I ganasci sono delle bestie proprio strane. In qualsiasi terra tu vada, troverai dei ganasci della stessa specie.
Esistono diversi tipi di vernacchie, grandi o piccole, bianche o nere, tutte simili tra loro, ma di specie diverse, che si accoppiano solo tra loro e fanno pulcini simili a loro.
I ganasci no. Ne esiste una specie sola, ma di molti colori e dimensioni.
Il colore del pelo che li ricopre, secondo gli studiosi, è casuale; giallo, blu, verde, rosso e così via, senza che il colore dei loro genitori c’entri nulla.

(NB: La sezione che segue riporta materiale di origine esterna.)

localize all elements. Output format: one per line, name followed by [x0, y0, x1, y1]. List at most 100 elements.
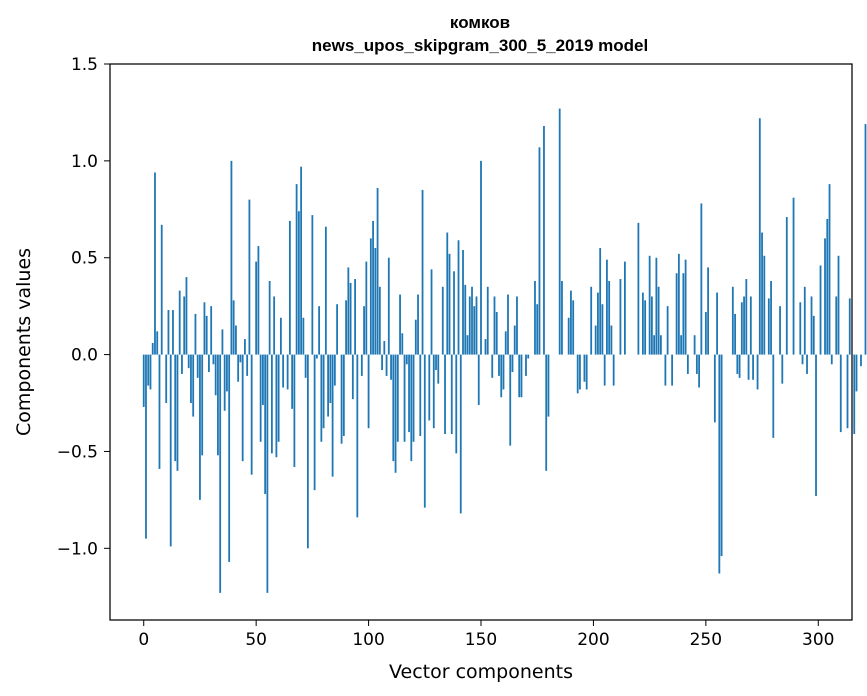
- bar: [720, 354, 723, 557]
- bar: [392, 354, 395, 462]
- bar: [199, 354, 201, 500]
- bar: [342, 354, 345, 436]
- bar: [509, 354, 512, 446]
- bar: [154, 172, 156, 355]
- bar: [378, 286, 381, 355]
- bar: [516, 296, 518, 355]
- bar: [527, 354, 530, 359]
- bar: [324, 226, 327, 355]
- bar: [226, 354, 228, 392]
- bar: [212, 354, 215, 365]
- bar: [567, 317, 570, 355]
- bar: [583, 354, 586, 382]
- x-tick-label: 100: [352, 630, 384, 650]
- bar: [365, 261, 368, 355]
- bar: [360, 354, 363, 376]
- bar: [410, 354, 413, 462]
- bar: [547, 354, 550, 417]
- bar: [480, 160, 482, 355]
- bar: [217, 354, 219, 456]
- bar: [313, 354, 316, 491]
- bar: [749, 296, 752, 355]
- y-tick-label: 0.5: [71, 249, 98, 269]
- bar: [363, 306, 365, 355]
- bar: [718, 354, 721, 574]
- bar: [300, 166, 303, 355]
- bar: [318, 306, 321, 355]
- bar: [666, 306, 669, 355]
- x-tick-label: 300: [802, 630, 834, 650]
- bar: [297, 211, 300, 355]
- bar: [437, 354, 440, 384]
- bar: [277, 354, 280, 442]
- bar: [282, 354, 285, 388]
- bar: [302, 317, 305, 355]
- bar: [405, 354, 408, 365]
- bar: [255, 261, 258, 355]
- bar: [606, 259, 608, 355]
- bar: [250, 354, 253, 475]
- bar: [824, 238, 826, 355]
- x-tick-label: 200: [577, 630, 609, 650]
- bar: [657, 286, 660, 355]
- bar: [435, 354, 437, 371]
- bar: [356, 354, 359, 518]
- bar: [655, 257, 658, 355]
- y-tick-label: 1.0: [71, 152, 98, 172]
- bar: [684, 259, 687, 355]
- bar: [246, 354, 249, 376]
- bar: [221, 329, 224, 355]
- bar: [585, 354, 588, 390]
- bar: [322, 354, 325, 429]
- bar: [511, 354, 514, 373]
- bar: [264, 354, 267, 495]
- bar: [228, 354, 231, 562]
- bar: [279, 317, 282, 355]
- bar: [810, 296, 813, 355]
- bar: [779, 306, 781, 355]
- bar: [493, 296, 496, 355]
- bar: [828, 184, 831, 355]
- x-tick-label: 250: [690, 630, 722, 650]
- bar: [473, 306, 476, 355]
- bar: [610, 325, 613, 355]
- bar: [853, 354, 856, 435]
- bar: [304, 354, 307, 378]
- x-tick-label: 150: [465, 630, 497, 650]
- bar: [149, 354, 152, 390]
- bar: [288, 220, 291, 355]
- bar: [781, 354, 784, 384]
- bar: [401, 333, 404, 355]
- bar: [855, 354, 858, 392]
- bar: [248, 199, 251, 355]
- bar: [403, 354, 406, 442]
- bar: [498, 354, 500, 376]
- bar: [864, 124, 867, 355]
- bar: [520, 354, 523, 398]
- bar: [471, 286, 473, 355]
- bar: [354, 279, 356, 355]
- bar: [695, 354, 698, 374]
- bar: [156, 331, 159, 355]
- bar: [172, 310, 174, 355]
- x-axis-label: Vector components: [389, 661, 573, 683]
- bar: [340, 354, 343, 444]
- bar: [306, 354, 309, 549]
- x-tick-label: 50: [245, 630, 267, 650]
- bar: [208, 354, 210, 373]
- bar: [192, 354, 195, 417]
- bar: [230, 160, 233, 355]
- bar: [239, 354, 242, 363]
- bar: [459, 354, 462, 514]
- bar: [331, 354, 334, 477]
- bar: [475, 296, 478, 355]
- bar: [176, 354, 179, 471]
- bar: [538, 147, 541, 355]
- x-tick-label: 0: [138, 630, 149, 650]
- bar: [142, 354, 145, 407]
- bar: [320, 354, 323, 442]
- bar: [590, 286, 593, 355]
- bar: [165, 354, 168, 404]
- bar: [534, 280, 536, 355]
- bar: [376, 187, 379, 355]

Le dimensioni, invece, sempre per gli studiosi, pare proprio che se le scelgono, cioè un ganascio smette di crescere quando lo decide e solo allora.
Non a caso si dice “testardo come un ganascio”.
Si racconta, infatti, che una volta un ricco tizio chiese a un contadino se poteva vendergli il suo ganascio, perché era tra i più grossi e belli che avesse mai visto, ed era azzurro come il cielo.
Il contadino disse di no, perché ci era molto affezionato, ma poteva vendergli il figlio per cento monete.
Avute le monete, il contadino portò al ricco il figlio del suo ganascio, che però era piccolo e marrone come il fango.
Il ricco si infuriò molto, ma il contadino non ne volle sapere di ridargli le monete, allora tornò con un gendarme.
“Truffatore!” gridò “Sei stato iscritto nel libro degli accusati! Devi presentarti dal giudice!”
Con molta tranquillità, il contadino andò dal giudice e disse: “Credo che abbiate sbagliato a scrivere il nome nel libro degli accusati, posso vederlo?”
Il gendarme gli diede il libro, lui lo chiuse e lo mise tra le fauci del suo ganascio e concluse: “Non sono io, vi siete sbagliati.”
“C’è scritto proprio il tuo nome!” protestò il ricco.
Ma il contadino ribatté: “Il giudice può controllare. Se non è come dico, sono pronto a subire il mio castigo”.
Conoscendo la testardagine dei ganasci, il giudice emise la sua sentenza.
“Lasciamo stare” disse “Portatemi un altro libro e tu” rivolto al ricco “smettila di impicciarti dei ganasci degli altri”.